Por Fabiana Ribeiro

IMAGEM: desenho em preto e branco de uma pessoa protegendo uma flor com  o guarda-chuva
IMAGEM: desenho em preto e branco de uma pessoa protegendo uma flor com o guarda-chuva

Num mundo que cobra cada vez mais que nossos filhos sejam independentes, como ensinar a solidariedade?  Hoje, queremos que nossos filhos se vistam, comam, durmam, tomem banho, escovem os dentes, brinquem, façam o dever de casa, arrumem a mochila, se virem. Tudo sozinhos, tudo por conta própria. Tão logo seja possível. Ontem, de preferência. E, se erram, se derrubam, se sujam, se quebram, se bagunçam, se não conseguem, cá estamos nós, muitas vezes, com braços abertos de broncas, críticas e impaciência. Será que não reparamos que crianças não são mini-adultos? Que crianças precisam de um tempo, de um tempo maior, de um tempo para aprender? E que isso pode levar anos?

E as escolas não fogem muito disso, não. Também estimulam – muito e até muito precocemente – uma autonomia, uma independência, que é uma graça, mas como fica a cabecinha daquela criança que simplesmente não consegue? Porque essa, inevitavelmente, vai ficando pra trás. Há de se ter um cuidado para que esse excesso de autonomia não construa um cenário social cada vez mais e mais egoísta.
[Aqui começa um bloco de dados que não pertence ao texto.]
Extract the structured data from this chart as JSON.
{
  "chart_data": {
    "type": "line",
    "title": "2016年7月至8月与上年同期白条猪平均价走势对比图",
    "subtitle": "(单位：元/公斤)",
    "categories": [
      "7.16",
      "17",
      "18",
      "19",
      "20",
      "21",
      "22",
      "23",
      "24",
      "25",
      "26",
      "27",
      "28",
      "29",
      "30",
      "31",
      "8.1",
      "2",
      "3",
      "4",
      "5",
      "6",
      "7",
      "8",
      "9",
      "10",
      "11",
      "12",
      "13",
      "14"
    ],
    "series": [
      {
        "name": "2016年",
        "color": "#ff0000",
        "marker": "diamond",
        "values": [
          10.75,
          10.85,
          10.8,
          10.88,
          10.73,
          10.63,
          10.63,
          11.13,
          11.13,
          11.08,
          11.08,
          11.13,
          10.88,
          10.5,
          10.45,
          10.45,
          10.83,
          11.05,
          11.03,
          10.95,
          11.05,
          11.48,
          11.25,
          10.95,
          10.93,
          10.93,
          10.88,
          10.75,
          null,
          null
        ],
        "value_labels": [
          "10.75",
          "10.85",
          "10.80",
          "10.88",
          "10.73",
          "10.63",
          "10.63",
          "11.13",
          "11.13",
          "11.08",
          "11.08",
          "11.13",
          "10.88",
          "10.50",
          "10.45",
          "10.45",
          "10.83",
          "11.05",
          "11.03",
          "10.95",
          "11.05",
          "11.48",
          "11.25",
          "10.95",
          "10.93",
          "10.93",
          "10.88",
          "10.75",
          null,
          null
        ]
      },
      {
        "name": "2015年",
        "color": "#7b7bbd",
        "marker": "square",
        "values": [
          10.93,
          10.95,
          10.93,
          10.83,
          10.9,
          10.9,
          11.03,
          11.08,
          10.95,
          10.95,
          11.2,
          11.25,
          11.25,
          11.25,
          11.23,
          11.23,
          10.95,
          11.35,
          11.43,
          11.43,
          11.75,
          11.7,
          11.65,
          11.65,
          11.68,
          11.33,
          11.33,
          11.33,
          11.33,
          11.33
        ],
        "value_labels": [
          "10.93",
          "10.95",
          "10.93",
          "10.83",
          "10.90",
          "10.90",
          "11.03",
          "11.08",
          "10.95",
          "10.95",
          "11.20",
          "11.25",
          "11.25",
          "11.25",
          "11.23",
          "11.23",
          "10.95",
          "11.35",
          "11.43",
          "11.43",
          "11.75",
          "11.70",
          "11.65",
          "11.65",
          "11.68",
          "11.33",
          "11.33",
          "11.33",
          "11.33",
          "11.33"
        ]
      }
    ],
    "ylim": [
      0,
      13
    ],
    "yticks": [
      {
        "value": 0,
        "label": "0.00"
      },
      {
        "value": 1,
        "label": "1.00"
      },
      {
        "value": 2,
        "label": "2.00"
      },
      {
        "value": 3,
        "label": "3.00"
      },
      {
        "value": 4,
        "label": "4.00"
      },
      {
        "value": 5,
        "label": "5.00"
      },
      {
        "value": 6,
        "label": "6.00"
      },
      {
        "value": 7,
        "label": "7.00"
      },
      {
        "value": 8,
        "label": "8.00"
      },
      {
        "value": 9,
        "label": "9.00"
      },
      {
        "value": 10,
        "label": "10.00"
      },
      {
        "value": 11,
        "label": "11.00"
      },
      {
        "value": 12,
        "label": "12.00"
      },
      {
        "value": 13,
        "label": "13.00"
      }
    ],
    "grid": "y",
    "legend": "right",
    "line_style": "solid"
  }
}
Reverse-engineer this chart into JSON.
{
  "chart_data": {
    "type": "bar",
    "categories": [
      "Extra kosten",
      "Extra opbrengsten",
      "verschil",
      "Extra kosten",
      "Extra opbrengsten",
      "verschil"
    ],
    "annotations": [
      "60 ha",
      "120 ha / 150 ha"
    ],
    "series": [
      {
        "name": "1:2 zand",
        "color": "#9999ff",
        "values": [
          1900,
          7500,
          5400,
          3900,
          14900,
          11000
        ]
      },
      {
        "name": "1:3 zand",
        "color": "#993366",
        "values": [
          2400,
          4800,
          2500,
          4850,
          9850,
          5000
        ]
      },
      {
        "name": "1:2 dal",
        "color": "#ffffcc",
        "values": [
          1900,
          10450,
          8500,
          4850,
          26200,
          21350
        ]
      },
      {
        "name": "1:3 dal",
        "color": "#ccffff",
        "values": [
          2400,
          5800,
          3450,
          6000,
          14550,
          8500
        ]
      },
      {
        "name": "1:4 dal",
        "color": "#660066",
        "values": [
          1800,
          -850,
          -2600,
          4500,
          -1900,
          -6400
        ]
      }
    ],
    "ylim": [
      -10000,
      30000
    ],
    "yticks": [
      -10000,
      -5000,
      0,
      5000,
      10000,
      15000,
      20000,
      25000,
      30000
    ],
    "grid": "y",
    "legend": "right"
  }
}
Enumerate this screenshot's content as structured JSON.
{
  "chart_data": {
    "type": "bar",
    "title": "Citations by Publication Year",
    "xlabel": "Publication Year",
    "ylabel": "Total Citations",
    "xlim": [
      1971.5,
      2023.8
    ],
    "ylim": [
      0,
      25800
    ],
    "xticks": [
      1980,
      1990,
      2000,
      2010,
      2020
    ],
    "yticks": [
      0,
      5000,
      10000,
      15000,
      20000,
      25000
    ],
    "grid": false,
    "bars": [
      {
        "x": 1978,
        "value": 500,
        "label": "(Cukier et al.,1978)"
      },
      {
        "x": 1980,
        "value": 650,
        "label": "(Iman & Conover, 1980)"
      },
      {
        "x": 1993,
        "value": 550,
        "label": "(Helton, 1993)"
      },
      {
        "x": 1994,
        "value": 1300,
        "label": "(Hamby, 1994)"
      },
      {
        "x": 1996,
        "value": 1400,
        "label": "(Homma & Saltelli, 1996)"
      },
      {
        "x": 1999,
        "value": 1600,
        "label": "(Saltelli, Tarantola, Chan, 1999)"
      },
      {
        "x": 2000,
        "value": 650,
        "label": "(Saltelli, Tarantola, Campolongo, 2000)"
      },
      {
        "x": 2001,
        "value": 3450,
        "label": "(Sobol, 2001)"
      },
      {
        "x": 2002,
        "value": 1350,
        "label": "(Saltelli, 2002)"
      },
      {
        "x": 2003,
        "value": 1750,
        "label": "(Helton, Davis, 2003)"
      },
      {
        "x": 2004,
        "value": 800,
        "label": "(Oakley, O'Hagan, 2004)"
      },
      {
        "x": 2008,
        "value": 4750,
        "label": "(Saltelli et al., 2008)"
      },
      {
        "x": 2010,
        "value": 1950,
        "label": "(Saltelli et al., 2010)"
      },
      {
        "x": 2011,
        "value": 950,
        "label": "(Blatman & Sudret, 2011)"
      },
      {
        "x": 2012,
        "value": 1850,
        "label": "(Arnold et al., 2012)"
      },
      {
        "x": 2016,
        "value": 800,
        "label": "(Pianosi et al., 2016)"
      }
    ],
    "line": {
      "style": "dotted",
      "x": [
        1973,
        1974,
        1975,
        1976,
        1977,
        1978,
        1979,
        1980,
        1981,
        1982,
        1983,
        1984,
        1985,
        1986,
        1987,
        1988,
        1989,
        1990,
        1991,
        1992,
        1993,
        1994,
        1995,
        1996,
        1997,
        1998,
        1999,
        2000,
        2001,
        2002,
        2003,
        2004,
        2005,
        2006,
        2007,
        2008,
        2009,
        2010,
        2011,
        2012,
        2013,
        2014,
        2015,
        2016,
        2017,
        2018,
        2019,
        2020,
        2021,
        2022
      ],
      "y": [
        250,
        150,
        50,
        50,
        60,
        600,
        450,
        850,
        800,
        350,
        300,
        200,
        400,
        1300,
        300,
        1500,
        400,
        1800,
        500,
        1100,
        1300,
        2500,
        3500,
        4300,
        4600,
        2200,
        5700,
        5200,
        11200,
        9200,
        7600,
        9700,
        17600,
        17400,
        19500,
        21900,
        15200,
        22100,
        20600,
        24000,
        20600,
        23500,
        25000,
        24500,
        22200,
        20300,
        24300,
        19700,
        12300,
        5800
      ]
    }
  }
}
Se queremos um mundo mais inclusivo, devemos repensar a nossa forma de agir. Isso é fato. A começar por dentro de casa mesmo. Precisamos ser mais pacientes, ter menos pressa, ser mais tolerantes, ouvir mais e colocar mais a mão na massa. Precisamos (nos) ajudar mais, terceirizar menos. O que não significa fazer. Ajudar pode ter o sentido de ensinar, apoiar, conduzir, orientar, dar uma forcinha, ver até onde o outro pode ir, se envolver mais. É preciso que caia a ficha que nem toda criança de 4 anos consegue, por exemplo, colocar um short sozinha. Se nunca pararem para ensinar isso a ela. E que umas vão demorar mais do que as outras. E há ainda as que nunca conseguirão. 

A semente da solidariedade precisa ser plantada. Já. Em todos os lugares. Em casa, pra começar. Na escola, para continuar. Toda autonomia é válida: e todos, a despeito de qualquer tipo de deficiência, precisam buscar por isso. Mas solidariedade também se aprende. E isso deve ser estimulado. Precisamos todos ser mais gentis. Precisamos nos interessar pelo outro, nos ocupar com o outro, ser mais camaradas. Precisamos puxar cadeiras para os mais velhos, respeitar filas e assentos preferenciais, dar bom dia ao porteiro, perguntar se está tudo bem, sorrir mais. Gentileza gera gentileza. 

Ao desenvolver um olhar mais terno, vai ser mais fácil ajudar um amigo que vai mal em matemática ou emprestar o caderno para o colega que tem miopia e não enxerga o que está escrito no quadro.  Defender um colega mais tímido, pegar o lanche para o menor da turma, amarrar o cadarço de um colega que não consegue. Puxar o short do amigo que não aprendeu a se vestir só. Vai ser mais natural se importar com o outro. E o mundo carece de gente que se importe.

Se eu tivesse um desejo para 2014, era ser mais gentil. A começar com meus filhos.